Cornell senior forward Izzy Daniel has been chosen as the 2024 Patty Kazmaier Memorial Award winner.
The honors were presented Saturday afternoon at the Whittemore Center Arena in Durham, NH as part of the women’s Frozen Four weekend hosted by the University of New Hampshire. The ceremony aired live on NHL Network. The award, which is in its 27th year, is presented annually to the top player in NCAA Division I women’s hockey by the USA Hockey Foundation.
Daniel is the first winner from Cornell University.
An award of the USA Hockey Foundation, the Patty Kazmaier Memorial Award is annually presented to the top player in NCAA Division I women’s ice hockey. Selection criteria includes outstanding individual and team skills, sportsmanship, performance in the clutch, personal character, competitiveness and a love of hockey. Consideration is also given to academic achievement and civic involvement.
Daniel was selected from a group of three finalists that included senior forward Casey O’Brien (Wisconsin) and sophomore forward Kirsten Simms (Wisconsin).
When her name was called, Daniel said she was surprised and in the immediate aftermath of her win, she was struggling to describe how she felt.
“I think I just like blacked out to be honest. I was so shocked. It’s just a tremendous honor to hear my name called and have it associated with Patty Kazmaier and her legacy and her family and USA Hockey and everyone. It’s a surreal experience. I really don’t have any words right now,” she said.
Daniel mentioned some of the great players – Olympic medal winners – that have come through Cornell’s women’s hockey program and said she knows she’s representing them by finally bringing a Patty back to Ithaca. A player who didn’t always have confidence in herself or her abilities, the win is validation and a culmination of a career working to be better.
“This is a combination of all the hard work that I put in throughout my career and to finally hear myself recognize, it is a shock but I’m kind of like, you know what? I did it and I should be believing in myself because I can do it. This is definitely another confidence boost heading into the rest of my career,” said Daniel.
Having spent previous years focusing on hockey skills and strength training, Daniel put special emphasis on the offseason before her senior year on the mental side of her game – on trusting herself and the work she’s put in, on being confident and on using the highs and lows of a long hockey season to her advantage.

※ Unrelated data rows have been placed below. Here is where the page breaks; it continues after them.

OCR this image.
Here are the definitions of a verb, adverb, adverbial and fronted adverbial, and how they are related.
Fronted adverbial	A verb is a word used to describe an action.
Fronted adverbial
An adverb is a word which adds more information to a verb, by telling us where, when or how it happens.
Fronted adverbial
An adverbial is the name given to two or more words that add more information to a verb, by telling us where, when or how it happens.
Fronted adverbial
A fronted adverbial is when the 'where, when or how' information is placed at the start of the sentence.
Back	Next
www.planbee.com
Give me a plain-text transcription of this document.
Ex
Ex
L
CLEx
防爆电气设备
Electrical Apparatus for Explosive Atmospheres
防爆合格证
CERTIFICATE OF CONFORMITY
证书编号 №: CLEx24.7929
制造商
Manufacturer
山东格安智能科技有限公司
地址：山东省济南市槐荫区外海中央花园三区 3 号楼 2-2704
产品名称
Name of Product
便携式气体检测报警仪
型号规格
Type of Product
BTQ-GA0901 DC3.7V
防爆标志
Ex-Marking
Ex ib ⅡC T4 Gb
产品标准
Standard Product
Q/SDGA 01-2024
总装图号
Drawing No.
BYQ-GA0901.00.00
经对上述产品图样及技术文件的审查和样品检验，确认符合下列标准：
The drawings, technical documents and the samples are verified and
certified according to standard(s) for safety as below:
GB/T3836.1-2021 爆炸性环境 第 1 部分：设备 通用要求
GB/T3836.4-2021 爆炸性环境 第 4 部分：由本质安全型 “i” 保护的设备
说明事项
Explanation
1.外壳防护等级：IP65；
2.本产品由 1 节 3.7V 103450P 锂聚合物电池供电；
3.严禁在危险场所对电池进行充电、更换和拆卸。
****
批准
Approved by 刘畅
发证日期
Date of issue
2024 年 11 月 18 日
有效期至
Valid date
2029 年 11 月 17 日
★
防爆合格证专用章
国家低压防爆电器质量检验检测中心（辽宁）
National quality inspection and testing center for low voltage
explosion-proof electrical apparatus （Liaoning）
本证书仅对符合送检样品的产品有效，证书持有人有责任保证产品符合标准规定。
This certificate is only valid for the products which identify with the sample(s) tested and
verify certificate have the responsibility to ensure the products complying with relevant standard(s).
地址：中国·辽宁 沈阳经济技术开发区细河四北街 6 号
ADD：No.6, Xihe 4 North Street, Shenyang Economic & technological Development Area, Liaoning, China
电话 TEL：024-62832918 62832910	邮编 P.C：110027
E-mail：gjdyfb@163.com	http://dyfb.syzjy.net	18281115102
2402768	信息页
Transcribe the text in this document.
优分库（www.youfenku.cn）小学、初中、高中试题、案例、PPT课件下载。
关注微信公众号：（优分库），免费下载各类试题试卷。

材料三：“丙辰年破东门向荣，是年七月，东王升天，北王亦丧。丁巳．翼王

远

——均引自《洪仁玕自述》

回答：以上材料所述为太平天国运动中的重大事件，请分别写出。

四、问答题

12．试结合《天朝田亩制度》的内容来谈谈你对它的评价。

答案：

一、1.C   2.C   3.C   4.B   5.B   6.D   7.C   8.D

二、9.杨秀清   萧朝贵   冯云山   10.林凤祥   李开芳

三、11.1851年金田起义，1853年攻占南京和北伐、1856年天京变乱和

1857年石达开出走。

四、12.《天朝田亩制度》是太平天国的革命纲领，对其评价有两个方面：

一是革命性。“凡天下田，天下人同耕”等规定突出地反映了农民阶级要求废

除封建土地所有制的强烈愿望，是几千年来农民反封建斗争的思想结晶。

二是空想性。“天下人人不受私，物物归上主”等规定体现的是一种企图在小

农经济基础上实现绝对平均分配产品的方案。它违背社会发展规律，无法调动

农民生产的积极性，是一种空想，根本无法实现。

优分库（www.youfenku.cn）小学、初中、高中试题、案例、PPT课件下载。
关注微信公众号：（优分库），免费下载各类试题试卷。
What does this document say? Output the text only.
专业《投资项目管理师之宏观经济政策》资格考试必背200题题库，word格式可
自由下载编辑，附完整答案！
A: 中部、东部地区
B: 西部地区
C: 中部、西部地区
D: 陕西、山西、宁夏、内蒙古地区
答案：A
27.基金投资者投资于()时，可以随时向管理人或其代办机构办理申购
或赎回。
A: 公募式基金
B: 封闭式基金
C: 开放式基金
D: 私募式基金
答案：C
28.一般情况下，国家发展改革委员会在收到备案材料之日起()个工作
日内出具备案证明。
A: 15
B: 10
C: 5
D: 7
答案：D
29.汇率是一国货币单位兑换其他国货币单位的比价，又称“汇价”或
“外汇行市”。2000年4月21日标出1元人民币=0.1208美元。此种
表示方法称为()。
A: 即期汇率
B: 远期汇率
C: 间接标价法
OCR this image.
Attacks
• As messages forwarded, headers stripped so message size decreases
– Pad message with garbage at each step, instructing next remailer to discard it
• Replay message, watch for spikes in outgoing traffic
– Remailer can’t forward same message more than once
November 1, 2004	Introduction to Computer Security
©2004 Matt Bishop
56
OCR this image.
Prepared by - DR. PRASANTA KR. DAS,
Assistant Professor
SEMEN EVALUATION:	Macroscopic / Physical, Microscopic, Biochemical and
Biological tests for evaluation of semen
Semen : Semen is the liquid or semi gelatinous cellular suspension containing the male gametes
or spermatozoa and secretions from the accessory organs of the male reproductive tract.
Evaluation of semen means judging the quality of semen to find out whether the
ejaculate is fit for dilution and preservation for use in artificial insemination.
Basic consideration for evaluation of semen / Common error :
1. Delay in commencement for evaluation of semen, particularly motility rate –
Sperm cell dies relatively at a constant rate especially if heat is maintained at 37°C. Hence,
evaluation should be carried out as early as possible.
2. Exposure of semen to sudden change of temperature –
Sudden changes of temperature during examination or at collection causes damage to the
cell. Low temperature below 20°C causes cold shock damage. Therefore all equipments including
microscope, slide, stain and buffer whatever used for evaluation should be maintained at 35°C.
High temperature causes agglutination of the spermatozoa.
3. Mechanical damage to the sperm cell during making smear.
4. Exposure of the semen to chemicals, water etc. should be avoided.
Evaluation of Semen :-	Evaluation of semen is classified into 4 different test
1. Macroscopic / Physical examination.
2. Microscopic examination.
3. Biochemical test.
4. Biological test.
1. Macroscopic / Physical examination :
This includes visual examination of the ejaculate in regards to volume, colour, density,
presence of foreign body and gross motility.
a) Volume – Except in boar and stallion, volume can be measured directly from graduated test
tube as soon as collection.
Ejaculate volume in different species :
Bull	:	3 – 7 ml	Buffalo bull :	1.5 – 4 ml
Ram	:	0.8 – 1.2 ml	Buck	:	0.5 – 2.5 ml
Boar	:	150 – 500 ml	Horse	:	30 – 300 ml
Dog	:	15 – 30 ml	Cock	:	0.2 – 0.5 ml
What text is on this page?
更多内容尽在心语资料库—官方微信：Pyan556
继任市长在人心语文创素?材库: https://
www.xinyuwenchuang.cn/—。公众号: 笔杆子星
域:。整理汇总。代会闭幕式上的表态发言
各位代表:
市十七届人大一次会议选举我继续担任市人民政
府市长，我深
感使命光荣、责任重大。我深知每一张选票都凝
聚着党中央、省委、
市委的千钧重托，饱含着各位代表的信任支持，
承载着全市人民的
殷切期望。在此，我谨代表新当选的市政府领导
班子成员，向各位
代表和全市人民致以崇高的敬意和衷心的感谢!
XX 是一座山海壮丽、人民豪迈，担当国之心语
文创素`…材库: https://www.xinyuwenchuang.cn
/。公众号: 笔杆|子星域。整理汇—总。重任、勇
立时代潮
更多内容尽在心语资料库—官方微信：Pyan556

The result was a season where she helped lead the Big Red to a 25-8-1 record and a NCAA Regional Final appearance.
Along the way she was named ECAC Hockey Player of the Year and Forward of the Year. She was third in the nation with 1.74 points per game and amassed 59 points on 21 goals and 38 assists, which led her conference.
Daniel was not widely recruited out of college and did not play on the USA U-18 team. She’s a Minnesota native who chose to go far away from home for college and Cornell coach Doug Derraugh said he’s watched her progress throughout the years to become the player that won this award this season.
“Not being a part of your national team at a young age, I think that makes you start wondering whether you’re at that level and but to her credit, Izzy used that as fuel to get better and to work at her craft and now she is where she is,” said Derraugh.
It’s inspiring and should be a lesson to younger players to keep working hard, he said, describing the work Daniels put in not just on the ice and in the weight room, but studying game film and learning the game.
“I think it’s a good testament to show that you know, maybe you don’t get everything you want when you’re young but if you keep working out you keep studying the game, learning, getting better doing all those things. You can be up on the stage and win,” he said.
Daniel has the second highest GPA on the team, is one of the least penalized players among the Big Red and has become a leader on and off the ice. Derraugh has said she epitomizes the Patty Kazmaier Award from the moment she was in the running.
Holding the trophy after her win, Daniel took a moment to read the names of previous winners that were engraved along the bottom. It reinforced for her how monumental and important her win was. She has looked up to previous winners for much of her career, including 2022 winner Taylor Heise, who she was teammates with growing up in Minnesota.
“To have my name on the trophy with those types of players – it’s kind of like a ‘wow’ moment,” she said. “That I’m there with them in that elite company, it’s hard to put into words.”